Whilst the Commission’s objectives are to be welcomed, whether amending the Securitisation Regulation alone will facilitate the greater use of securitisation by banks to free their balance sheets of NPEs (with the added benefit of lower funding and transaction costs and lower losses for the originating institution) remains to be seen. The CRR may also need to be amended, in order to level up the playing field in terms of regulatory capital treatment of NPE securitisations. The BCBS published in June 2020 a draft technical amendment (draft TA) to its framework for comment entitled “Capital treatment of securitisations of non-performing loans” in which the BCBS acknowledged the need to address “the potential mis- calibration of risk weights applicable” in this context. However, the draft TA does not follow the recommendations of the EBA for re-calibrating the credit risk and external ratings formulae for risk weights and instead proposes the imposition of fixed risk weights (e.g., 100%, regardless of credit rating) together with a requirement for a high non-refundable purchase price discount of at least 50% in order to qualify for such 100% risk weight (otherwise a 100% risk-weight floor will apply).

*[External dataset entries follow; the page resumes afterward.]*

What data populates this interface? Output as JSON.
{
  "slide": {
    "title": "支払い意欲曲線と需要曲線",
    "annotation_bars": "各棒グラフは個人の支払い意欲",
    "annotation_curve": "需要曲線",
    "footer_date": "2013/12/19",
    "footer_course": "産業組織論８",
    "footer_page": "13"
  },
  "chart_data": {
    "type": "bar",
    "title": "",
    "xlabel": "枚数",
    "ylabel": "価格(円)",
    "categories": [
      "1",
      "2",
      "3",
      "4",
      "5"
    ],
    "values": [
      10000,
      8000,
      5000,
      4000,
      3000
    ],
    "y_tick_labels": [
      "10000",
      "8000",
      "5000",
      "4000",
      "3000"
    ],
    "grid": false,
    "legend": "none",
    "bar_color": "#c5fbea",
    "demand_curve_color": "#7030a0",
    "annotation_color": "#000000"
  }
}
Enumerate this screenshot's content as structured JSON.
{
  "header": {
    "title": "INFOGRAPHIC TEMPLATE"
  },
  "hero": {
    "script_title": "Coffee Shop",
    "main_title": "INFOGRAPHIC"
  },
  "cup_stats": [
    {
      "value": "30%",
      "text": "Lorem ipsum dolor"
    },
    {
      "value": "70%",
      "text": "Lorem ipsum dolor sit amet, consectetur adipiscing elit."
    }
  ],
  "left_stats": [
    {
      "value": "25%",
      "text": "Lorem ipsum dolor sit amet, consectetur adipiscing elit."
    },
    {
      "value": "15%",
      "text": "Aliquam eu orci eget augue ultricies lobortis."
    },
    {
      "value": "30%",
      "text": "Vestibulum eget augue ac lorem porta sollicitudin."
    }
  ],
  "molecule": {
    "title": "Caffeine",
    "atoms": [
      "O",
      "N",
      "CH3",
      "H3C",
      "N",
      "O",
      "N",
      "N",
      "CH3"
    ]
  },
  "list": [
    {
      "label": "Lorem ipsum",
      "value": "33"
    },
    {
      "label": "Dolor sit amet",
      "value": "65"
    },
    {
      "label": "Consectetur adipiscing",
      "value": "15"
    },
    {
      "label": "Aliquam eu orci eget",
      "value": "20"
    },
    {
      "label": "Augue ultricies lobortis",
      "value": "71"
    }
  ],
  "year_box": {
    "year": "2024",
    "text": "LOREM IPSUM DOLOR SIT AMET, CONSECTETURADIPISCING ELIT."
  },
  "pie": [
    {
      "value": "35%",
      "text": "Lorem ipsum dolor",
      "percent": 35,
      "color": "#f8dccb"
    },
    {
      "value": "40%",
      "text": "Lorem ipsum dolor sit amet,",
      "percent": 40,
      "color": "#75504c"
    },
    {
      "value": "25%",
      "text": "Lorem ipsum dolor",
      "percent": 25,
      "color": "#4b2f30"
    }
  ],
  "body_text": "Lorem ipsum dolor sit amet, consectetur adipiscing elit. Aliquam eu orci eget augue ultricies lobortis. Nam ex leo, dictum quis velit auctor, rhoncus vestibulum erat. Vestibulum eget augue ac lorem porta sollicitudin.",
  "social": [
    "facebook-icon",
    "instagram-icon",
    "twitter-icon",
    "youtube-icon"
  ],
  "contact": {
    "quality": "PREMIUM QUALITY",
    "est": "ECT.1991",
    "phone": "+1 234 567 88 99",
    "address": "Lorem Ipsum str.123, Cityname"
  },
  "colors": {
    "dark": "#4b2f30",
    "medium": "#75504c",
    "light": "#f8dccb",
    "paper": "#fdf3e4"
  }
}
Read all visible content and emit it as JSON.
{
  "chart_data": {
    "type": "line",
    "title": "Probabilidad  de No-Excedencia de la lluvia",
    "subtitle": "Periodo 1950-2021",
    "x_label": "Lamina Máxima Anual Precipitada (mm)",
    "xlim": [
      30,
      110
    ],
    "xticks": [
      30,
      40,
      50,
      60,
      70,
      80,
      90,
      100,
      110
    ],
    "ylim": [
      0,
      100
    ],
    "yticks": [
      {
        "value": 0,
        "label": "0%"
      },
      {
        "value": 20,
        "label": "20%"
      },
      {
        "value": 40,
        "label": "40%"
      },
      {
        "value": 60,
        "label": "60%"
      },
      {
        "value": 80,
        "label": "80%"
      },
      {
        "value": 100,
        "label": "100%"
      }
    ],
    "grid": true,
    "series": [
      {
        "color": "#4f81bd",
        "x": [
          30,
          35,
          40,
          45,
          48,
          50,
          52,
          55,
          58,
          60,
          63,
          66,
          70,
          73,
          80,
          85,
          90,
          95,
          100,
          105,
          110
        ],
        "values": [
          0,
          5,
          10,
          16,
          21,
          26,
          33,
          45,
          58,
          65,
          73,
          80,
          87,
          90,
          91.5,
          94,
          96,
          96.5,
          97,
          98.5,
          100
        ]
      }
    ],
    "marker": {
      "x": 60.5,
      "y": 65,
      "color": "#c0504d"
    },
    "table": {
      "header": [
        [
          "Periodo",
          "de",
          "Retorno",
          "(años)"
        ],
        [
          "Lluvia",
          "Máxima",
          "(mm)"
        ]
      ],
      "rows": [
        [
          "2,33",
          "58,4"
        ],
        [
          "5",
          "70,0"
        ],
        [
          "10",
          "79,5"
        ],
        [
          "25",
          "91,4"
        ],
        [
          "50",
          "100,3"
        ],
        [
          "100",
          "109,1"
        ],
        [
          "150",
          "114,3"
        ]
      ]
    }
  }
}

Unless the draft TA is amended, it may be more difficult to resolve NPEs on a cost-effective basis through the use of securitisation. Banks may be less inclined to invest if the capital required to do so is disproportionately high compared with the ratings applicable to those countries and securitisations where achieving strong investment grade credit ratings on the senior tranches is possible. The risk, then, is that without a recalibration of the risk weights more in line with the recommendation of the EBA in its October 2019 opinion, the Commission’s proposed amendments to the Securitisation Regulation will largely be of token benefit, and households and businesses will not have access to bank capital of the scale needed to fund the economic recovery required following the current crisis.